One reason why YAML is bad for configuration

YAML is a data serialization language that is widely used for application configuration. YAML is relatively readable, flexible and, compared to JSON, it allows for adding comments.

I don’t think that YAML is generally terrible for configuration, but the abuse of YAML when dealing with complex systems like Kubernetes makes all of its problems more evident: wrong indentations, the fact that you can cut a YAML in two and it’s likely still valid YAML, that problem with Norway and so on.

But today I’d like to talk about a more specific example that can seem surprising and that I found in a codebase I’m working on these days.

A simple Kubernetes deployment

I found myself facing a file that, for the sake of this blogpost, is equivalent to the following:

apiVersion: apps/v1
kind: Deployment
metadata:
  name: nginx-deployment
  labels:
    app: nginx
  annotations:
    foo: "bar"
    foo: "bar"
spec:
  replicas: 3
  selector:
    matchLabels:
      app: nginx
  template:
    metadata:
      labels:
        app: nginx
    spec:
      containers:
      - name: nginx
        image: nginx
        ports:
        - containerPort: 80

Is this a valid YAML? If you are unsure, you can use your preferred way for validating YAML, I will use Ruby’s irb:

% irb
2.6.0 :001 > require 'yaml'
 => true
2.6.0 :002 > a = YAML.load_file("deployment.yaml")
 => {"apiVersion"=>"apps/v1", "kind"=>"Deployment", "metadata"=>{"name"=>"nginx-deployment", "labels"=>{"app"=>"nginx"}, "annotations"=>{"foo"=>"bar"}}, "spec"=>{"replicas"=>3, "selector"=>{"matchLabels"=>{"app"=>"nginx"}}, "template"=>{"metadata"=>{"labels"=>{"app"=>"nginx"}}, "spec"=>{"containers"=>[{"name"=>"nginx", "image"=>"nginx", "ports"=>[{"containerPort"=>80}]}]}}}}

Valid, cool. Now look at the annotations.

2.6.0 :003 > a["metadata"]["annotations"]
 => {"foo"=>"bar"}
2.6.0 :004 >

The original deployment.yaml file had a duplicate annotation which is perfectly valid in YAML. You are basically saying “the key foo has value bar” and repeating it twice. Not too bad, except that the duplicate is not duplicate once parsed.

Things can be a little bit more fun though:

apiVersion: apps/v1
kind: Deployment
metadata:
  name: nginx-deployment
  labels:
    app: nginx
  annotations:
    foo: "bar"
    foo: "baz"
spec:
  replicas: 3
  selector:
    matchLabels:
      app: nginx
  template:
    metadata:
      labels:
        app: nginx
    spec:
      containers:
      - name: nginx
        image: nginx
        ports:
        - containerPort: 80

Now we have the same key with two different values. Let’s apply this to Kubernetes with kubectl and see what we have in the cluster:

kubectl get deployments nginx-deployment -oyaml
apiVersion: apps/v1
kind: Deployment
metadata:
  annotations:
    deployment.kubernetes.io/revision: "1"
    foo: baz

[CUT]

Fun, there’s no sign of the value “bar”. This means that if for any reason you have two duplicate keys, you will not have an invalid YAML and just overwrite things.

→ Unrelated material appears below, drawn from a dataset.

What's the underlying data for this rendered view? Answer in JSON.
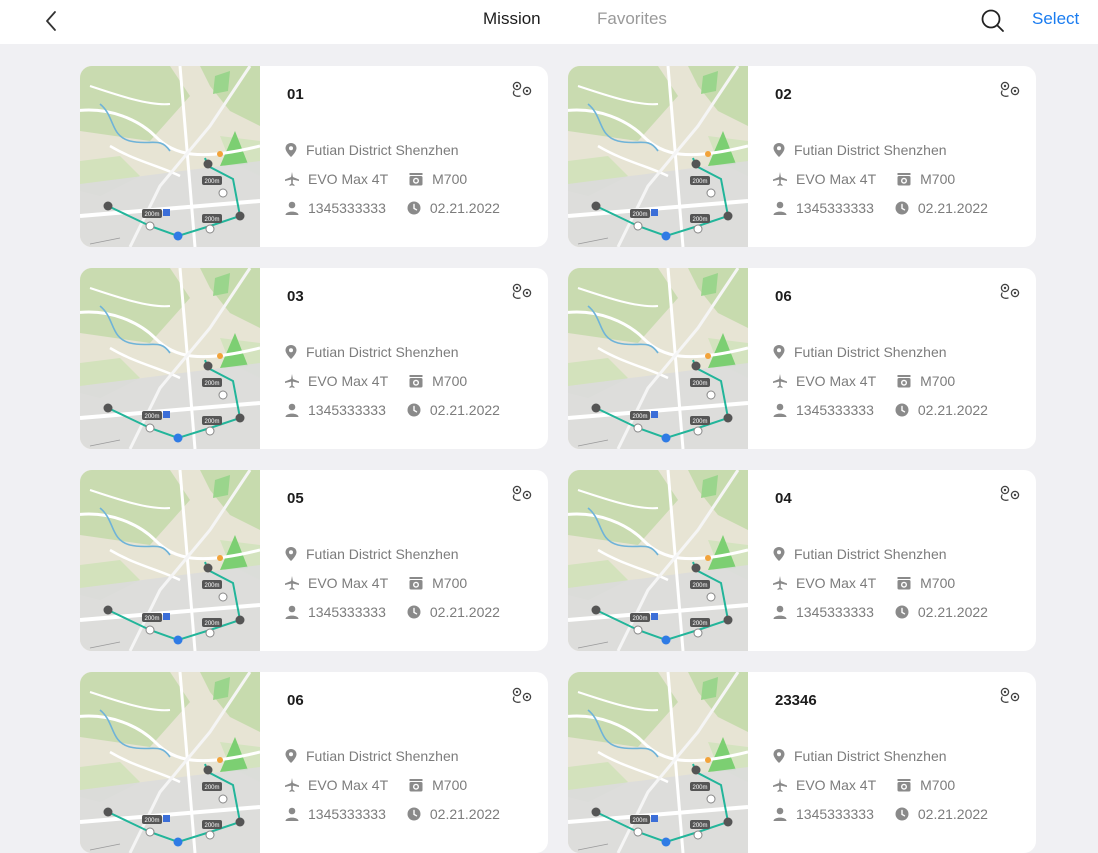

This case seems rare and again not too terrible, but there are more similar cases:

% cat deployment.yaml

apiVersion: apps/v1
kind: Deployment
metadata:
  name: nginx-deployment
  labels:
    app: nginx
  annotations:
    foo: "bar"
    foo: "baz"
spec:
  replicas: 3
  selector:
    matchLabels:
      app: nginx
  template:
    metadata:
      labels:
        app: nginx
    spec:
      containers:
      - name: nginx
        image: nginx
        ports:
        - containerPort: 80
        env:
          - name: foo
            value: bar
        env:
          - name: foo
            value: baz

The YAML file above has a duplicate env. Let’s kubectl apply it and look at the env:

 spec:
      containers:
      - env:
        - name: foo
          value: baz

Fun, isn’t it? Now imagine this “problem” over thousands of templated lines…

Please validate your YAML a lot

What is allowed in YAML is not always what you want to do. Config changes are still the reason for outages, issues in production and generally unexpected behaviors. I’m not going to say that YAML was a bad idea for Kubernetes resources because it would require a much more complicated and detailed discussion, but for sure if you want to deal with YAML files to configure your applications and infrastructure, there is a lot that you should be doing.

Validate your files. If you render them with a tool, validate the rendered files. If YAML is your source of truth, take care of it. Don’t generate and apply on the fly. And maybe try to not abuse YAML too much… I’m liking cue these days, but that’s a topic for another time.